Well, I'm still here, and so is the youngest that would be James, never a Jim or a Jimmy but the other three are gone now. Brenda left us in 1978. Okay, she was sick, and maybe she was an outlier. And we went twenty-five years with four of five intact. Then Joni died in 2003, and Paul, at this writing, is about to be laid to rest.

And James called. What he wanted to know, up front, was "Why were we so damn dysfunctional?" As though that had something to do with it. Well, maybe it did. I temporized a bit: I pointed out that we were all fiercely independent, and this is not necessarily a characteristic that foments family harmony. Whether it's connected in any way to longevity, or the lack of same well, that I couldn't tell you, or him.

Still, I'm sticking with "fiercely independent." It describes some of us better than others, perhaps, but it's perfect for Paul. I don't know if the traditional travails of the Middle Child, usually second of three, apply to the third of five, but he definitely went down his own path. He was the only real jock among us, but I suspected, for a time anyway, that his days of high-school football were motivated less by the desire to define himself than the desire to knock people down.

Shortly thereafter, he joined the Navy. He had ample precedent for this: both parents had been sailors. (I, doubting my swimming ability, had signed up for the Army instead.) And that last line of the Sailor's Creed "I am committed to excellence and the fair treatment of all" he took very seriously indeed.
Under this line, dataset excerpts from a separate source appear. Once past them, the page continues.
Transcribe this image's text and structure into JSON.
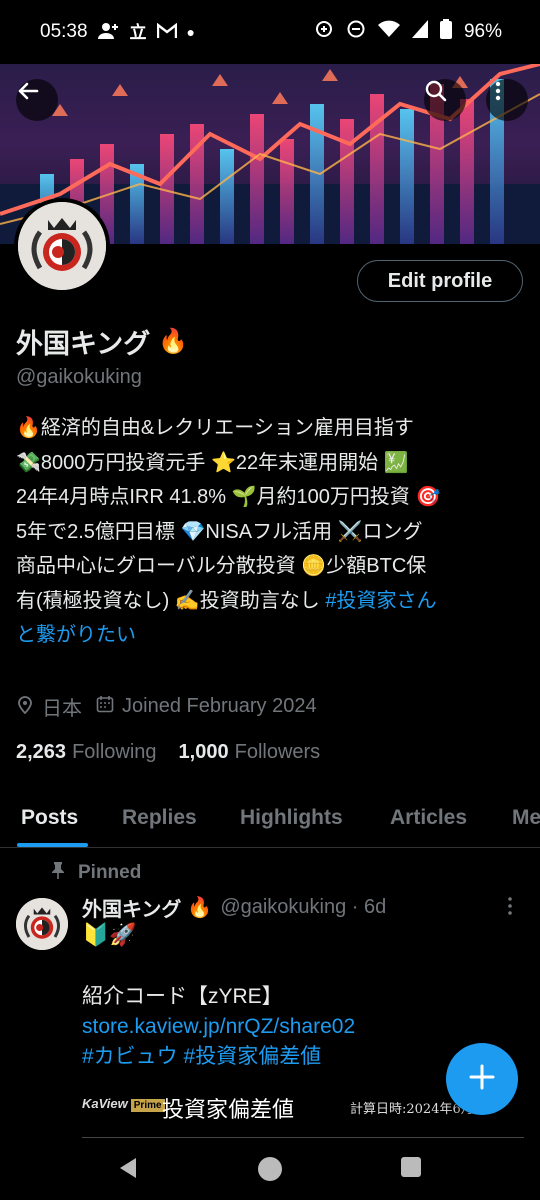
{
  "status_bar": {
    "time": "05:38",
    "battery": "96%",
    "left_icons": [
      "person-add-icon",
      "kanji-icon",
      "gmail-icon",
      "dot-icon"
    ],
    "right_icons": [
      "sync-icon",
      "dnd-icon",
      "wifi-icon",
      "signal-icon",
      "battery-icon"
    ]
  },
  "header": {
    "back_icon": "arrow-left-icon",
    "search_icon": "search-icon",
    "more_icon": "more-vertical-icon"
  },
  "profile": {
    "edit_profile_label": "Edit profile",
    "display_name": "外国キング",
    "name_emoji": "🔥",
    "handle": "@gaikokuking",
    "bio_lines": [
      "🔥経済的自由&レクリエーション雇用目指す",
      "💸8000万円投資元手 ⭐22年末運用開始 💹",
      "24年4月時点IRR 41.8% 🌱月約100万円投資 🎯",
      "5年で2.5億円目標 💎NISAフル活用 ⚔️ロング",
      "商品中心にグローバル分散投資 🪙少額BTC保"
    ],
    "bio_line6_text": "有(積極投資なし) ✍️投資助言なし ",
    "bio_line6_tag": "#投資家さん",
    "bio_line7_tag": "と繋がりたい",
    "location": "日本",
    "joined": "Joined February 2024",
    "following_count": "2,263",
    "following_label": "Following",
    "followers_count": "1,000",
    "followers_label": "Followers"
  },
  "tabs": [
    {
      "label": "Posts",
      "active": true
    },
    {
      "label": "Replies",
      "active": false
    },
    {
      "label": "Highlights",
      "active": false
    },
    {
      "label": "Articles",
      "active": false
    },
    {
      "label": "Me",
      "active": false
    }
  ],
  "post": {
    "pinned_label": "Pinned",
    "author_name": "外国キング",
    "author_emoji": "🔥",
    "author_handle": "@gaikokuking · 6d",
    "emojis": "🔰🚀",
    "line1": "紹介コード【zYRE】",
    "link": "store.kaview.jp/nrQZ/share02",
    "hashtags": "#カビュウ #投資家偏差値",
    "card": {
      "brand": "KaView",
      "brand_badge": "Prime",
      "title": "投資家偏差値",
      "date": "計算日時:2024年6月…6"
    }
  },
  "fab": {
    "icon": "plus-icon"
  },
  "nav_bar": {
    "icons": [
      "back-triangle-icon",
      "home-circle-icon",
      "recents-square-icon"
    ]
  },
  "colors": {
    "accent": "#1d9bf0",
    "text": "#e7e9ea",
    "muted": "#71767b",
    "border": "#2f3336",
    "background": "#000000"
  }
}
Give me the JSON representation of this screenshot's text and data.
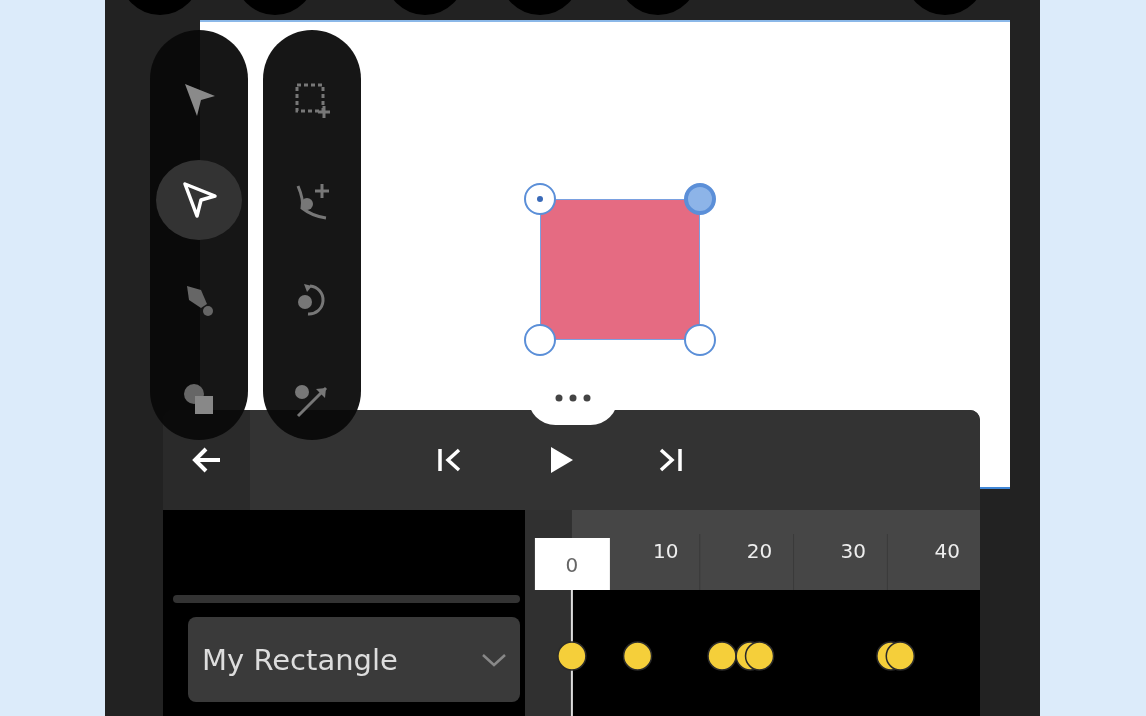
{
  "tool_palettes": [
    {
      "tools": [
        {
          "kind": "select-filled",
          "selected": false
        },
        {
          "kind": "select-outline",
          "selected": true
        },
        {
          "kind": "pen",
          "selected": false
        },
        {
          "kind": "shapes",
          "selected": false
        }
      ]
    },
    {
      "tools": [
        {
          "kind": "crop-add",
          "selected": false
        },
        {
          "kind": "node-add",
          "selected": false
        },
        {
          "kind": "rotate",
          "selected": false
        },
        {
          "kind": "path",
          "selected": false
        }
      ]
    }
  ],
  "canvas": {
    "shape": {
      "kind": "rectangle",
      "color": "#e56b82",
      "handles": [
        {
          "origin": true,
          "selected": false
        },
        {
          "origin": false,
          "selected": true
        },
        {
          "origin": false,
          "selected": false
        },
        {
          "origin": false,
          "selected": false
        }
      ]
    }
  },
  "timeline": {
    "controls": [
      {
        "kind": "back"
      },
      {
        "kind": "skip-start"
      },
      {
        "kind": "play"
      },
      {
        "kind": "skip-end"
      }
    ],
    "layer": {
      "name": "My Rectangle"
    },
    "current_frame": "0",
    "ruler_labels": [
      "10",
      "20",
      "30",
      "40"
    ]
  }
}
If he thought you were trying, he'd give you the shirt off his back; if he thought you were slacking off, though, God help your miserable soul.

In fact, if you took down a list of Characteristics of the Traditional Man, you'd probably come up with something like Paul. Harvey Mansfield defined "manliness" as "confidence in a situation of risk" coupled with "philosophical courage," and Paul wasn't one to second-guess his own ability to handle whatever situation, or whatever argument, came up. This sort of attitude could be a problem for someone who is, as they say down in Texas (he was born, just incidentally, in Austin), "all hat and no cattle." Not for Paul. He was prepared to defend any person or any proposition.

Which is not to say that he thought he could always do it alone. A friend of his sent me this story:

I came over to Paul's house one night, and I brought over a movie called Immortal Beloved, which is about Beethoven. There is a scene in the movie when Beethoven has lost his hearing, but is trying to hide it. He can still write music, because he could hear it in his head, but the problem was when he tried to conduct his orchestra. Because he couldn't hear the music, he is not conducting properly, and the orchestra falls apart and they have to restart several times. Beethoven keeps screaming at the orchestra, but they refuse to play. People in the crowd starts to jeer him. He turns to the crowd, and they are laughing and pointing, the orchestra people are shaking their heads in disgust. Beethoven stands there staring at the crowd, not knowing what to do. A woman he loved stood and walked up to him, took his arm, and led him out of the concert hall with their heads held high. Her strength at that moment was what Beethoven needed. I looked over at Paul, and he had tears streaming down his face. He said, voice breaking, "that's my wife she would do that for me."

I am, as a rule, not given to envy; at least, if I see it lurking in the subconscious somewhere, I usually (though not always) have enough sense to slap it away. I remember mentioning to him earlier this year, though, that it must be nice to have found the woman of your dreams, something I am quite incapable of doing. He said something to the effect that this was a load of dingo's kidneys, and that I simply wasn't paying attention. Which might even be true.

Then again, one thing we did share was an absolute hatred for being misunderstood. The day before he died, he was barely able to speak, and the ventilator wasn't helping; he practically had to scream something at me before I realized what he was saying. It was, of course, the words of Dylan Thomas. Paul wasn't willingly giving in to the Reaper, that scrawny, scythe-wielding son of a bitch, and he'd be damned if he'd let me even think about it.

I have, unfortunately, thought about it a lot in the last few days, mostly along the lines of "Why him? It's not like anybody would miss me if I were gone." But this, too, is probably a load of dingo's kidneys, and after I pass clearance with St. Peter, I fully expect Paul to tell me so.